Una ricerca pubblicata sulla rivista scientifica "Science" dimostra che esistono concetti che non possono essere compresi perché non ci sono parole che li esprimono.
Uno studio pubblicato su "Science" e realizzato su una piccola tribù dell'Amazzonia getta nuova luce sul rapporto tra pensiero e linguaggio. Secondo Peter Gordon, scienziato del comportamento al Teachers College della Columbia University, questa ricerca rafforzerebbe l'ipotesi relativista, formulata negli anni trenta dal linguista Benjamin Lee Whorf, secondo cui il linguaggio può determinare la natura e il contenuto del pensiero. Ma esistono davvero concetti che le persone appartenenti a un'altra cultura non possono comprendere solo perché la loro lingua non ha parole per esprimerli? Stando allo studio di Gordon, sì.

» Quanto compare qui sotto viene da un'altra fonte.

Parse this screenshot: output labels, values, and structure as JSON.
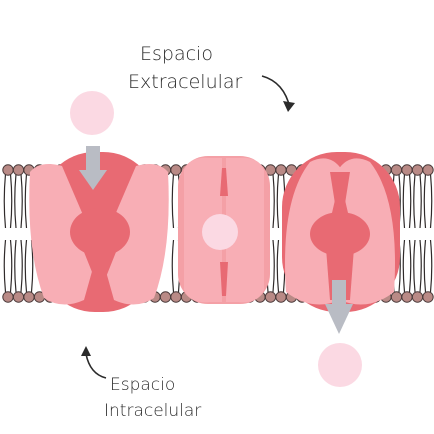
{
  "labels": {
    "extracellular_line1": "Espacio",
    "extracellular_line2": "Extracelular",
    "intracellular_line1": "Espacio",
    "intracellular_line2": "Intracelular"
  },
  "colors": {
    "background": "#ffffff",
    "lipid_head": "#b98a86",
    "lipid_head_stroke": "#4a3a3a",
    "lipid_tail": "#2f2a2a",
    "protein_dark": "#e86a73",
    "protein_light": "#f8aeb5",
    "protein_mid": "#f4a0a6",
    "molecule": "#fbd9e3",
    "arrow": "#b9bcc4",
    "text": "#2b2b2b"
  },
  "icons": [
    "curved-arrow-down-icon",
    "curved-arrow-up-icon",
    "transport-arrow-down-icon"
  ]
}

La lingua dei Pirahã, una piccola comunità indio composta da meno di 200 persone, non dispone di parole specifiche per i numeri superiori al due, dopo il quale utilizzano sempre il termine "molti". Anche la parola "uno", peraltro, non identifica esattamente la singolarità, ma si riferisce piuttosto a una piccola quantità in generale. "Whorf sosteneva che il linguaggio divide il mondo in diverse categorie. Il modo in cui una lingua 'ritaglia' e distingue i vari oggetti determina il modo in cui noi poi li percepiamo", spiega Gordon.
Fino a quando viene chiesto ai membri della tribù di individuare piccoli insiemi di oggetti, le risposte sono esatte per i numeri fino a 2 e 3. Con l'aumentare degli oggetti, invece, diminuisce rapidamente anche la capacità di determinarne precisamente il numero. Capacità che risulta pari a zero per le quantità superiori a 10. Le cose cambiano se gli esperimenti vengono fatti con oggetti disposti in modo irregolare: qui l'accuratezza delle risposte si mantiene buona anche per gruppi di 7-10 oggetti. Secondo i ricercatori, i Pirahã in questo caso ottengono buoni risultati perché percepiscono insieme gruppetti di 2 o 3 oggetti, come se si trattasse di un'unica quantità.

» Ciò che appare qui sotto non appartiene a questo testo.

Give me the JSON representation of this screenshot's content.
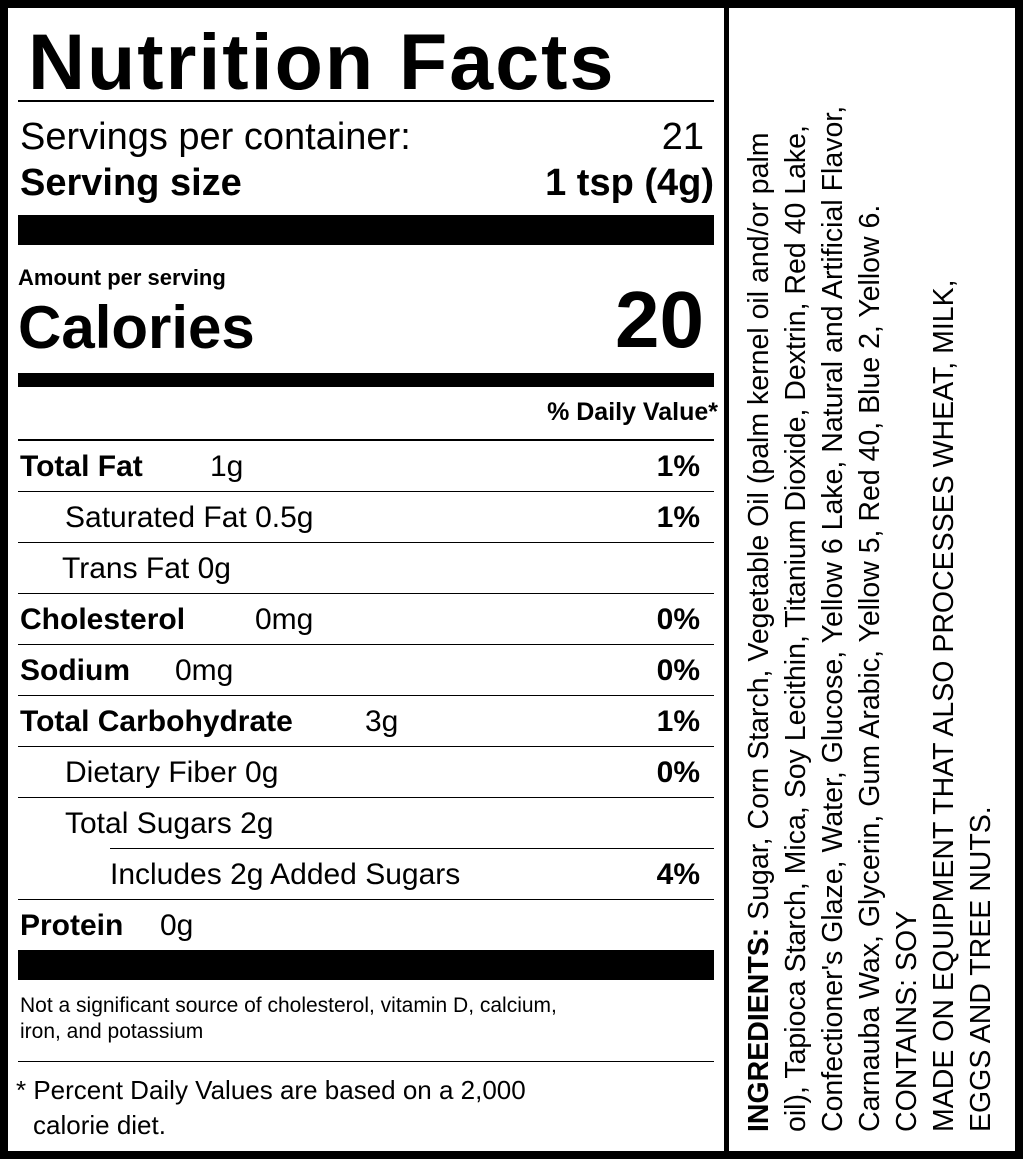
{
  "title": "Nutrition Facts",
  "servings_per_container_label": "Servings per container:",
  "servings_per_container": "21",
  "serving_size_label": "Serving size",
  "serving_size": "1 tsp (4g)",
  "amount_per_serving": "Amount per serving",
  "calories_label": "Calories",
  "calories": "20",
  "daily_value_header": "% Daily Value*",
  "nutrients": [
    {
      "name": "Total Fat",
      "amount": "1g",
      "dv": "1%"
    },
    {
      "name": "Saturated Fat 0.5g",
      "amount": "",
      "dv": "1%"
    },
    {
      "name": "Trans Fat 0g",
      "amount": "",
      "dv": ""
    },
    {
      "name": "Cholesterol",
      "amount": "0mg",
      "dv": "0%"
    },
    {
      "name": "Sodium",
      "amount": "0mg",
      "dv": "0%"
    },
    {
      "name": "Total Carbohydrate",
      "amount": "3g",
      "dv": "1%"
    },
    {
      "name": "Dietary Fiber 0g",
      "amount": "",
      "dv": "0%"
    },
    {
      "name": "Total Sugars 2g",
      "amount": "",
      "dv": ""
    },
    {
      "name": "Includes 2g Added Sugars",
      "amount": "",
      "dv": "4%"
    },
    {
      "name": "Protein",
      "amount": "0g",
      "dv": ""
    }
  ],
  "not_significant_line1": "Not a significant source of cholesterol, vitamin D, calcium,",
  "not_significant_line2": "iron, and potassium",
  "footnote_line1": "* Percent Daily Values are based on a 2,000",
  "footnote_line2": "calorie diet.",
  "ingredients": {
    "label": "INGREDIENTS:",
    "lines": [
      " Sugar, Corn Starch, Vegetable Oil (palm kernel oil and/or palm",
      "oil), Tapioca Starch, Mica, Soy Lecithin, Titanium Dioxide, Dextrin, Red 40 Lake,",
      "Confectioner's Glaze, Water, Glucose, Yellow 6 Lake, Natural and Artificial Flavor,",
      "Carnauba Wax, Glycerin, Gum Arabic, Yellow 5, Red 40, Blue 2, Yellow 6."
    ],
    "contains": "CONTAINS: SOY",
    "equipment_line1": "MADE ON EQUIPMENT THAT ALSO PROCESSES WHEAT, MILK,",
    "equipment_line2": "EGGS AND TREE NUTS."
  }
}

Gli indios, infine, non combinano mai i termini "uno" e "due" per riferirsi a numeri più grandi: utilizzano le dita per aiutarsi, ma questa pratica risulta altrettanto imprecisa anche per numeri più piccoli di 5. La loro lingua non ha insomma parole per il concetto di "numero", né possiede termini adeguati per i quantificatori più comuni, come "più", "diversi", "tutti" o "alcuni".